Kathleen, then 43, took on the tillage and beef farm while rearing her children.

“I just had to get on with it. I got great support from family and neighbours. I had to learn to drive. I used go into town with my eggs and churned butter. I killed our pigs, and grew our vegetables. I was very independent,” she said, sitting at the stove in the farmhouse where she still lives, with her son Kieran and daughter-in-law Alice.

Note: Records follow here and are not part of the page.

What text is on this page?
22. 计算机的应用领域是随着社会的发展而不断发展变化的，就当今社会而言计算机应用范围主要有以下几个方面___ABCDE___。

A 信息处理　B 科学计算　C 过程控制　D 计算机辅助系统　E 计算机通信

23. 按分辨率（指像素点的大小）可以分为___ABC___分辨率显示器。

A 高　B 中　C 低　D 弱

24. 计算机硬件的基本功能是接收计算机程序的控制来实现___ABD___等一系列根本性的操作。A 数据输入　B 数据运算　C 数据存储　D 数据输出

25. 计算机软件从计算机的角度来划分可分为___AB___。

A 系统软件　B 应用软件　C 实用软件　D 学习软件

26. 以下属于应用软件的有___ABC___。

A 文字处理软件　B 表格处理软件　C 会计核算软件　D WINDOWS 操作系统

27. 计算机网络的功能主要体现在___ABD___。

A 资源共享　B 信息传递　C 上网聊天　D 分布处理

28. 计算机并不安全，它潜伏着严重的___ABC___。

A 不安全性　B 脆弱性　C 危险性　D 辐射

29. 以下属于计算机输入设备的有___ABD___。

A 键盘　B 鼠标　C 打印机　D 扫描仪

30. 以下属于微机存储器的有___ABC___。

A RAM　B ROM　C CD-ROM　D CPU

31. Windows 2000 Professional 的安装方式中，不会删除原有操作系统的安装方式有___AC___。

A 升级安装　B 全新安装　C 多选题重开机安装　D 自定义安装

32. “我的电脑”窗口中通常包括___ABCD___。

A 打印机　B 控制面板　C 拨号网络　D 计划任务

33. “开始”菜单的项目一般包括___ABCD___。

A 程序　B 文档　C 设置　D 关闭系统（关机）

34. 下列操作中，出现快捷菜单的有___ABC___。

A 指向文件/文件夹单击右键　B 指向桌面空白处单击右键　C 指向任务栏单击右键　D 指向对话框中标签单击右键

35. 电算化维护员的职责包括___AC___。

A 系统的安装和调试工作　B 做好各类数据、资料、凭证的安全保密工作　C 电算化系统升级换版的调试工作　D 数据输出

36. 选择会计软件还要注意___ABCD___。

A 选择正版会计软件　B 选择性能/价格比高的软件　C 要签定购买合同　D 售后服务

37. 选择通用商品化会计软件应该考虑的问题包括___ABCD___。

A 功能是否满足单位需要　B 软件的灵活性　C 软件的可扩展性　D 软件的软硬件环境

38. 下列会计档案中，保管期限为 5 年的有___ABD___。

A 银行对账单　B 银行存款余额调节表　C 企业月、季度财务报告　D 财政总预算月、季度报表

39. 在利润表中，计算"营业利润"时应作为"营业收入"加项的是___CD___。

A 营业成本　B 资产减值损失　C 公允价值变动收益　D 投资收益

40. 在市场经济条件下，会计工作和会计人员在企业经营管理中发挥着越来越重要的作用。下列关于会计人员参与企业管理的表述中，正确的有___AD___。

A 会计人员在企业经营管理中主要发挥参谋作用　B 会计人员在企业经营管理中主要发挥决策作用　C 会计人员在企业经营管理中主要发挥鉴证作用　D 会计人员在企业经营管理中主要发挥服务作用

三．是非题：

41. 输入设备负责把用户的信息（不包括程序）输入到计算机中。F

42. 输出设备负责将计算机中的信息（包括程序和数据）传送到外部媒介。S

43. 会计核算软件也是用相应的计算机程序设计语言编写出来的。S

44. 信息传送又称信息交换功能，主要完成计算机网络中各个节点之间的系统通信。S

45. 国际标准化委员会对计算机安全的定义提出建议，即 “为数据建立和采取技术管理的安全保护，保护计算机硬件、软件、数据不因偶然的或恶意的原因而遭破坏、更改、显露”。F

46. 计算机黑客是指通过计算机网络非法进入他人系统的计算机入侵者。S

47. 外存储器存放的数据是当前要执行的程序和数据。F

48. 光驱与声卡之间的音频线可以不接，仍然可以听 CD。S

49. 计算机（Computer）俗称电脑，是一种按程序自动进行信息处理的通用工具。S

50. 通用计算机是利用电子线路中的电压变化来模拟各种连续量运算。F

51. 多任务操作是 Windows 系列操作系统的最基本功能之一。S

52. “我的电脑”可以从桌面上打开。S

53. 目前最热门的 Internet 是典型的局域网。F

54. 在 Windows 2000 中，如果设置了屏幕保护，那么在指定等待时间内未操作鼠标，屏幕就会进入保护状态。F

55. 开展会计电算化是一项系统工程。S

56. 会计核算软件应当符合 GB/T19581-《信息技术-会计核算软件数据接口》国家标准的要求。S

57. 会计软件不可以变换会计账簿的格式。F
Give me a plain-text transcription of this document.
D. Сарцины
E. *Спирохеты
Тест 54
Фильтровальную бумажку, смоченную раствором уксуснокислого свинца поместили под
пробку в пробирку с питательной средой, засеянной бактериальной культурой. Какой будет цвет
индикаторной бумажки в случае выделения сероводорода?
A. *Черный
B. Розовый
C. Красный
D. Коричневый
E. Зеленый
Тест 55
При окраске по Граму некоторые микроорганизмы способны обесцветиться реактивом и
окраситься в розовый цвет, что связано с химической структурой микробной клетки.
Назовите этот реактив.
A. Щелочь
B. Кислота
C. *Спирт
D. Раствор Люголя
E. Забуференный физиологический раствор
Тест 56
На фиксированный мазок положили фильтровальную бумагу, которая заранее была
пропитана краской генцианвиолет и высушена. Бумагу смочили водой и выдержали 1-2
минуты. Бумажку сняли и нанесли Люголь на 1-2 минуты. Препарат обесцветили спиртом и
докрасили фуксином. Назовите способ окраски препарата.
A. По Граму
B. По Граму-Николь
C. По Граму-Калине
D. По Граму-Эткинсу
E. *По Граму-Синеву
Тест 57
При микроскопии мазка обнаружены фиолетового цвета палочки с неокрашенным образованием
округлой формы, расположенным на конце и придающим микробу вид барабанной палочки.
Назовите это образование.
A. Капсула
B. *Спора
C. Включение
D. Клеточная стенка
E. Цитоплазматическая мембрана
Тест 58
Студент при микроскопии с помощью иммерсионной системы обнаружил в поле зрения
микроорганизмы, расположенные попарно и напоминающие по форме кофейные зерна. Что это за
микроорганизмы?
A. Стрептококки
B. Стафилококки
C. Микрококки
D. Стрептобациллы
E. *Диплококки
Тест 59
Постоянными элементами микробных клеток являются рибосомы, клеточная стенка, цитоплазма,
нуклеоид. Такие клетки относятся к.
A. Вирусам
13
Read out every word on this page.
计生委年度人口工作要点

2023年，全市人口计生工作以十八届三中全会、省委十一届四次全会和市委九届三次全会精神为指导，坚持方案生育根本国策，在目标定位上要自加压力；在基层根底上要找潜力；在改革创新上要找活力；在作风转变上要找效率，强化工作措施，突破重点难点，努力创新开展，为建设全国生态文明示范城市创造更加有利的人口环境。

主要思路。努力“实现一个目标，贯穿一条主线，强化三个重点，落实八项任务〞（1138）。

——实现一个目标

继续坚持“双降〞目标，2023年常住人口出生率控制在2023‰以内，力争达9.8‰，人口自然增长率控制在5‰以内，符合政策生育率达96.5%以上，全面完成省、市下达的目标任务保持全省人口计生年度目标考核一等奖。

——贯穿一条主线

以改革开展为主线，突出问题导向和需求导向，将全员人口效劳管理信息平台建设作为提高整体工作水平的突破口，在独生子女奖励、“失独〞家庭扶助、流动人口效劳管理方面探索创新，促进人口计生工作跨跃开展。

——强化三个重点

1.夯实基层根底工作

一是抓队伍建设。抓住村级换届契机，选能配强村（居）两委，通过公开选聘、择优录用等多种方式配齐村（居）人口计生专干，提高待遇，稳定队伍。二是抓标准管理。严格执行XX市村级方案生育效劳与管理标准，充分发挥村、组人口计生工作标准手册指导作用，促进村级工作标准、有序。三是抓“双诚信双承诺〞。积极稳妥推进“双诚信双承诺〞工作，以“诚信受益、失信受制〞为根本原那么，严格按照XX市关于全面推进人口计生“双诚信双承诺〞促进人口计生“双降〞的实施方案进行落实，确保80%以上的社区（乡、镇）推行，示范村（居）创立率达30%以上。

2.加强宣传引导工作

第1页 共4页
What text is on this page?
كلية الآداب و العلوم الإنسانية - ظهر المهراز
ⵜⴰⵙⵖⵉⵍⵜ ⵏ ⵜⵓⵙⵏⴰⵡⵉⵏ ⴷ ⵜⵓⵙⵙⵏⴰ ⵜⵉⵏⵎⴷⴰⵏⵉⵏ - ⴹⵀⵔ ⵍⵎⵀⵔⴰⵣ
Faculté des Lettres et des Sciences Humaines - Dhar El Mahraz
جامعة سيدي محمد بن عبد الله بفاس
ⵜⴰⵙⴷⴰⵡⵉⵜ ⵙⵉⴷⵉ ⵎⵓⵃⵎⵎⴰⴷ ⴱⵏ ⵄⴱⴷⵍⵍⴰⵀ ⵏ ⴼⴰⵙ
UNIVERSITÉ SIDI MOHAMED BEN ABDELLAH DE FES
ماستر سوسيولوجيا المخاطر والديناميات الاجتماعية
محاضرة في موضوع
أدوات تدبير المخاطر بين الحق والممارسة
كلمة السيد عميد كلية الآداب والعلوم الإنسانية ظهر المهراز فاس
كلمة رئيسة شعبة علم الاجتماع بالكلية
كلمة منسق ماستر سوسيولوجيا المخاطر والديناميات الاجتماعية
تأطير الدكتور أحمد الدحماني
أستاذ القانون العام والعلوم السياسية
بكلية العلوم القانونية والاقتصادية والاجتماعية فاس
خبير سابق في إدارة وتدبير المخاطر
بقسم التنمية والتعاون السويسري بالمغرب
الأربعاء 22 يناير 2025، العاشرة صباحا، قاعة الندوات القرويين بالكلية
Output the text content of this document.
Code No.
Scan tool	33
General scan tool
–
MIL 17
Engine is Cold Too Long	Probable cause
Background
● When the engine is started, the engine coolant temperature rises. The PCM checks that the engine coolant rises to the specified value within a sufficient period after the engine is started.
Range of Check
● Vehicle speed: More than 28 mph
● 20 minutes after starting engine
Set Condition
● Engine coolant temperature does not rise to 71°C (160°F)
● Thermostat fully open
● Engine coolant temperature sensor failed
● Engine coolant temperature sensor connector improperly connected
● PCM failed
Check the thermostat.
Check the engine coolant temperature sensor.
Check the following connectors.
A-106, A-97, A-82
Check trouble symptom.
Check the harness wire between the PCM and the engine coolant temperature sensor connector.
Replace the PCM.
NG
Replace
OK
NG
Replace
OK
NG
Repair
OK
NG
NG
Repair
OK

“I had great faith always. I'd say that's what kept me going,” said Mrs Bolger.

She has 22 grandchildren and 18 great grandchildren. Sadly her son Eddie's first anniversary mass was three days after her birthday.

One of eight children herself, Kathleen's only surviving sibling is her sister Maureen Kennedy, 90, from Ballinakill.

“My godmother was 107 when she died, and my father was 96,” she noted.

The secret to long life and health is “plenty of hard work”.

“People told me to join the ICA but I was too busy. I'm not fond of sugar, I have my porridge every morning, but my passion is apple tart, I can't say no to it and Alice is a great baker. I enjoy the odd glass of wine, but I have never been in a pub in my life,” she said.

She is not on medication, and drove until she was in her mid 90's, when a broken leg forced her to take it easy.

“I love to travel. I went to Dubai for my 90th birthday, to see my granddaughter Caitriona,” she said.

Another trip brought her to Australia.

“We stayed with cousins and they drove us around to see the sights. I loved travelling,” Mrs Bolger said.

She always loved walking.

“Around seven in the evening when the jobs were done I would go and walk. The dog was always a great excuse,” she said.

She is glad to be still living in her home.

“It is great. I am all my life here. That means an awful lot,” she said.

Kathleen died on Sunday, October 28. Reposing was at Brookhaven Nursing Home on Monday. Funeral Prayers took place on Monday evening followed by removal to St. Tighearnach’s Church, Cullohill. Requiem Mass took place on Tuesday at 12 noon, followed by burial in Durrow Cemetery.